Carter G. Woodson
Carter G. Woodson

Historian and professor, Dr. John Henrik Clarke, was once asked why is there a need for an African-American History Month, as there is no similar month for any other minority group in America.

Historically, “African-Americans were the least integrated and most neglected of these groups in the historical interpretation of the American experience. This neglect made African-American History Month a necessity,” Clarke said.

He also noted that “Early white American historians did not accord African people anywhere a respectful place in their commentaries on the history of man. In the closing years of the 19th century, African-American historians began to look at their people’s history from their vantage point and point of view.”

Dr. Benjamin Quarks made that observation as early as 1883, followed by Dr. W.E.B. DuBois’s doctoral dissertation, published in 1895 at Harvard University.

Dr. Carter G. Woodson, an African-American historian, author, journalist and father of Black History Week which evolved into Black History Month, conceived the idea, convinced that unless something was done to rescue the Black man from history’s oversight, he would become a “negligible factor in the thought process of the world.”

In 1915, he founded the Association for the Study of Negro Life and History. Woodson believed that Negro History was simply a missing segment of world history. He devoted the greater portion of his life to restoring this segment.

Dr. Dubois said much the same: “Nearly every human empire that has arisen in the world, material and spiritual, has found some of its greatest crises on the continent of Africa.”

The Nile Valley of civilization of Africa had already brought forth two Golden Ages of achievement and left its mark for all the world to see before Herodotus, a Greek writer, geographer and historian who visited Africa circa 450 B.C. wrote eyewitness accounts of African civilizations in decline and

partly ruined after numerous invasions. Much of the history of Africa was written by foreigners, missionaries and adventurers. The Egyptians left the best record of their history written by writers from the culture and locale. It wasn’t until the end of the 18th century when European scholars learned to decipher their writing that their impact was recognized.

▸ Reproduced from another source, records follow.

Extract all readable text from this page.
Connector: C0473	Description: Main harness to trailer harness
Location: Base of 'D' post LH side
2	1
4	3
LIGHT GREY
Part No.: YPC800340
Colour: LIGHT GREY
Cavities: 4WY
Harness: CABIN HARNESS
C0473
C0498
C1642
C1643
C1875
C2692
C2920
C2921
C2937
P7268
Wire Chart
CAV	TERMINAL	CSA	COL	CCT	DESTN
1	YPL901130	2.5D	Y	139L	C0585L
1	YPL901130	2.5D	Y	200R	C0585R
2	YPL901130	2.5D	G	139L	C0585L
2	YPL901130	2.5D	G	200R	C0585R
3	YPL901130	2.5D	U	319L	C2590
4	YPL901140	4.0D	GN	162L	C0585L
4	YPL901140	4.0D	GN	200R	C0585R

Europeans colonized lands but they also colonized information about the world and its people. In order to do that, they had to forget, or pretend to forget, that the first Africans they met were not slaves. European scholars attempted for years to deny that Egypt is a part of Africa.

According to most records, cultural and scientific, Africans are the oldest people on the face of the earth. The people now called Africans not only influenced the Greeks and the Romans but influenced the early world before there was a place called Europe.

For years, historians and other scholars have gone back and forth, discussing the location of the “cradle of man.” Many guessed it was in Asia. But in 1871, Charles Darwin, the British naturalist, determined it was Africa. A fossilized skull of a man, thought to be 2.6 million years old, was discovered in a desert in Nairobi, Kenya, proving Darwin correct some 100 years later.

The discovery was made by Richard Leakey, a scientist and the son of missionary parents, Dr. Mary and Dr. Louis B. Leakey, both anthropologists. Richard, who became the administrative director of the National Museum of Kenya, said his findings convinced him that “man walked from Africa out to all the other continents.

“If there was a garden of Eden, I would call it the African continent,” he said.

Since then, discoveries have continued elsewhere on the African continent, so much so, that many now refer to Africa as “the cradle of mankind.”

Dr. Clarke, who died July 16, 1998, said, “African or Black History should be taught every day, not only in the schools but in the home. African-American History Month should be every month. We need to learn about all the African people of the world, including those who live in Asia and on the islands of the Pacific.”

“In the 21st century, there will be over one billion African people in the world. We are tomorrow’s people. But, of course, we were yesterday’s people too. With an understanding of our new importance, we can change the world, if first we change ourselves,” Clarke said.